Use a Hadoop Distributed File System (HDFS) target service to write data to HDFS. To create an HDFS target service, use the HDFS target service type. You can configure the target service for target file rollover. You can also perform advanced configurations to avoid data loss in high availability and load balancing deployments.
If HDFS is Kerberos enabled, create the
hdfs
super user principal. Ensure that the Hadoop users have a Kerberos principal or keytab to get the Kerberos credentials that are required to access the cluster and use the Hadoop services.
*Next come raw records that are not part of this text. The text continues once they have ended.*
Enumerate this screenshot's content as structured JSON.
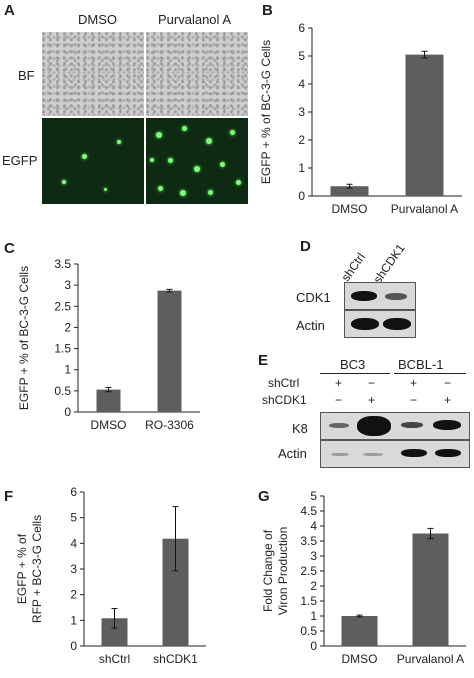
{
  "panel_letters": {
    "a": "A",
    "b": "B",
    "c": "C",
    "d": "D",
    "e": "E",
    "f": "F",
    "g": "G"
  },
  "panel_a": {
    "col_labels": [
      "DMSO",
      "Purvalanol A"
    ],
    "row_labels": [
      "BF",
      "EGFP"
    ]
  },
  "panel_d": {
    "lanes": [
      "shCtrl",
      "shCDK1"
    ],
    "rows": [
      "CDK1",
      "Actin"
    ]
  },
  "panel_e": {
    "groups": [
      "BC3",
      "BCBL-1"
    ],
    "row_labels": [
      "shCtrl",
      "shCDK1"
    ],
    "shCtrl_signs": [
      "+",
      "−",
      "+",
      "−"
    ],
    "shCDK1_signs": [
      "−",
      "+",
      "−",
      "+"
    ],
    "blots": [
      "K8",
      "Actin"
    ]
  },
  "colors": {
    "bar": "#5e5e5e",
    "axis": "#222222"
  },
  "chart_data": [
    {
      "id": "B",
      "type": "bar",
      "categories": [
        "DMSO",
        "Purvalanol A"
      ],
      "values": [
        0.35,
        5.05
      ],
      "errors": [
        0.07,
        0.12
      ],
      "ylabel": "EGFP + % of BC-3-G Cells",
      "ylim": [
        0,
        6
      ],
      "yticks": [
        "0",
        "1",
        "2",
        "3",
        "4",
        "5",
        "6"
      ]
    },
    {
      "id": "C",
      "type": "bar",
      "categories": [
        "DMSO",
        "RO-3306"
      ],
      "values": [
        0.53,
        2.87
      ],
      "errors": [
        0.05,
        0.03
      ],
      "ylabel": "EGFP + % of BC-3-G Cells",
      "ylim": [
        0,
        3.5
      ],
      "yticks": [
        "0",
        "0.5",
        "1",
        "1.5",
        "2",
        "2.5",
        "3",
        "3.5"
      ]
    },
    {
      "id": "F",
      "type": "bar",
      "categories": [
        "shCtrl",
        "shCDK1"
      ],
      "values": [
        1.08,
        4.18
      ],
      "errors": [
        0.38,
        1.25
      ],
      "ylabel": "EGFP + % of",
      "ylabel2": "RFP + BC-3-G Cells",
      "ylim": [
        0,
        6
      ],
      "yticks": [
        "0",
        "1",
        "2",
        "3",
        "4",
        "5",
        "6"
      ]
    },
    {
      "id": "G",
      "type": "bar",
      "categories": [
        "DMSO",
        "Purvalanol A"
      ],
      "values": [
        1.0,
        3.75
      ],
      "errors": [
        0.03,
        0.17
      ],
      "ylabel": "Fold Change of",
      "ylabel2": "Viron Production",
      "ylim": [
        0,
        5
      ],
      "yticks": [
        "0",
        "0.5",
        "1",
        "1.5",
        "2",
        "2.5",
        "3",
        "3.5",
        "4",
        "4.5",
        "5"
      ]
    }
  ]
}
Before you deploy a data flow that uses HDFS target services, perform the following tasks:
Install the HDFS distribution that you want and set an environment variable that EDS can use to find the client libraries for the HDFS distribution. Verify that you have the client libraries installed in the path where the
EDS Node
is running.
For example, if you have a Cloudera Distribution, download the libraries from the
Cloudera Downloads page.
Set an environment variable on each host on which an HDFS target service runs. The environment variable must point to the Hadoop base directory. The environment variable is of the form
HADOOPBASEDIR=<Hadoop_Home_Directory>
. For example,
HADOOPBASEDIR=/usr/hadoop-2.0.2-alpha
.
The
Retry on Failure
and
Number of Retries
properties are not applicable for the HDFS target service.